Lower for grains, higher for oilseeds.
- CBOT wheat down -3.25c to 430.75c,
- Kansas wheat down -2.25c to 437.5c,
- corn up 0.25c to 351.25c,
- Soybean up 3c to 970.75c,
- Winnipeg Canola down -0.69$C to 498.2$C
- Matif canola up 0.5€ to 358.25€.
- The Dow Jones up 219.84 to 25294.98,
- Crude Oil down -0.41c to $61.59 per barrel,
- AUD up to 0.78716c,
- CAD down to 1.241c, (AUDCAD 0.977)
- EUR was down to 1.20408c (AUDEUR 0.653).
Wheat finished lower in both winter classes, with poor weekly export sales (total 131,000t) discouraging the bid side of the market. Despite the quiet holiday trade, these sales were poorer than expected coming in 27 per cent below the same week last year.
Matif futures finished up €0.50/t. The Algerian tender is working, with submissions revealing that US wheat is too high by approx. US$13/t.
The Commitment of Traders (COT) report in wheat changed as follows: Soft Red Winter wheat +17,500 to -128,200 contracts; Hard Red Winter +5,300 to -29,500 contracts; Spring wheat unchanged at +1,800 contracts. Implied volatility in March SRW went out at 19.6pc.
The market will now look to index fund rolls this week and the USDA report on the 12th.
Corn finished fractions higher in a US 2 c/bu range session.

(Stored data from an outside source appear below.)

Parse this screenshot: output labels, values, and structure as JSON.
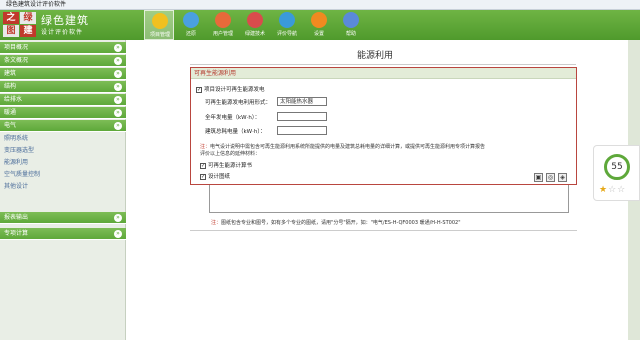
{
  "window": {
    "title": "绿色建筑设计评价软件"
  },
  "logo": {
    "cells": [
      "之",
      "绿",
      "图",
      "建"
    ],
    "title": "绿色建筑",
    "subtitle": "设计评价软件"
  },
  "nav": [
    {
      "label": "项目管理",
      "icon": "project-folder-icon",
      "color": "#f0c020",
      "active": true
    },
    {
      "label": "还原",
      "icon": "restore-icon",
      "color": "#4aa0e0",
      "active": false
    },
    {
      "label": "用户管理",
      "icon": "users-icon",
      "color": "#e86a3a",
      "active": false
    },
    {
      "label": "绿建技术",
      "icon": "tools-icon",
      "color": "#d94c4c",
      "active": false
    },
    {
      "label": "评价导航",
      "icon": "compass-icon",
      "color": "#3a9ad9",
      "active": false
    },
    {
      "label": "设置",
      "icon": "gear-icon",
      "color": "#f08a20",
      "active": false
    },
    {
      "label": "帮助",
      "icon": "help-icon",
      "color": "#5a8ad9",
      "active": false
    }
  ],
  "sidebar": {
    "sections": [
      {
        "label": "项目概况"
      },
      {
        "label": "条文概况"
      },
      {
        "label": "建筑"
      },
      {
        "label": "结构"
      },
      {
        "label": "给排水"
      },
      {
        "label": "暖通"
      },
      {
        "label": "电气"
      }
    ],
    "subitems": [
      "照明系统",
      "变压器选型",
      "能源利用",
      "空气质量控制",
      "其他设计"
    ],
    "bottom_sections": [
      {
        "label": "报表输出"
      },
      {
        "label": "专项计算"
      }
    ]
  },
  "main": {
    "title": "能源利用",
    "panel": {
      "header": "可再生能源利用",
      "checkbox_main": "项目设计可再生能源发电",
      "field_form_label": "可再生能源发电利用形式：",
      "field_form_value": "太阳能热水器",
      "field_annual_label": "全年发电量（kW·h）：",
      "field_annual_value": "",
      "field_building_label": "建筑总耗电量（kW·h）：",
      "field_building_value": "",
      "note_prefix": "注：",
      "note_text": "电气设计说明中需包含可再生能源利用系统所能提供的电量及建筑总耗电量的详细计算，或提供可再生能源利用专项计算报告",
      "note_text2": "评价以上信息的延伸材料：",
      "check_calc": "可再生能源计算书",
      "check_drawings": "设计图纸"
    },
    "bottom_note_prefix": "注：",
    "bottom_note": "图纸包含专业和图号，如有多个专业的图纸，请用\"分号\"隔开，如：\"电气/ES-H-QF0003 暖通/H-H-ST002\""
  },
  "widget": {
    "score": "55",
    "stars_on": 1,
    "stars_total": 3
  }
}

Like wheat and beans, weekly export sales were well below expectations, coming in at a meagre 101,000t. The corn COT came in at -198,500 contracts, with funds covering 8,700 contracts for the week.
Soybeans managed to finish higher, despite lower-than-expected weekly export sales. The figures came in at 553,000t vs. expectations of approximately 750,000t. Despite this they were still well above the same period last year. The dry Argentine forecast supported meal that finished up US$2.10/t, while oil finished down 9 points. The COT report revealed a 16,400 contract increase in the fund short position, which came in at -85,500 contracts.
Canola ended the week with mild losses, after testing the Can$500/t resistance level, despite meal strength and strong Canadian export data. The real driver here was the stronger Canadian dollar, which rallied 0.58pc on impressive jobs data.
Aussie market is still lacking direction, with the AUD throwing a spanner in the works for exporters and producers.
Wheat is very quiet with the only real demand coming from immediate spot requirements.
Barley remains strong, thanks to a large sold position into China as well as good ongoing demand. Appears that we are heading for an inverse in barley as track/bulk shorts bid Jan over March to cover nearby commitments.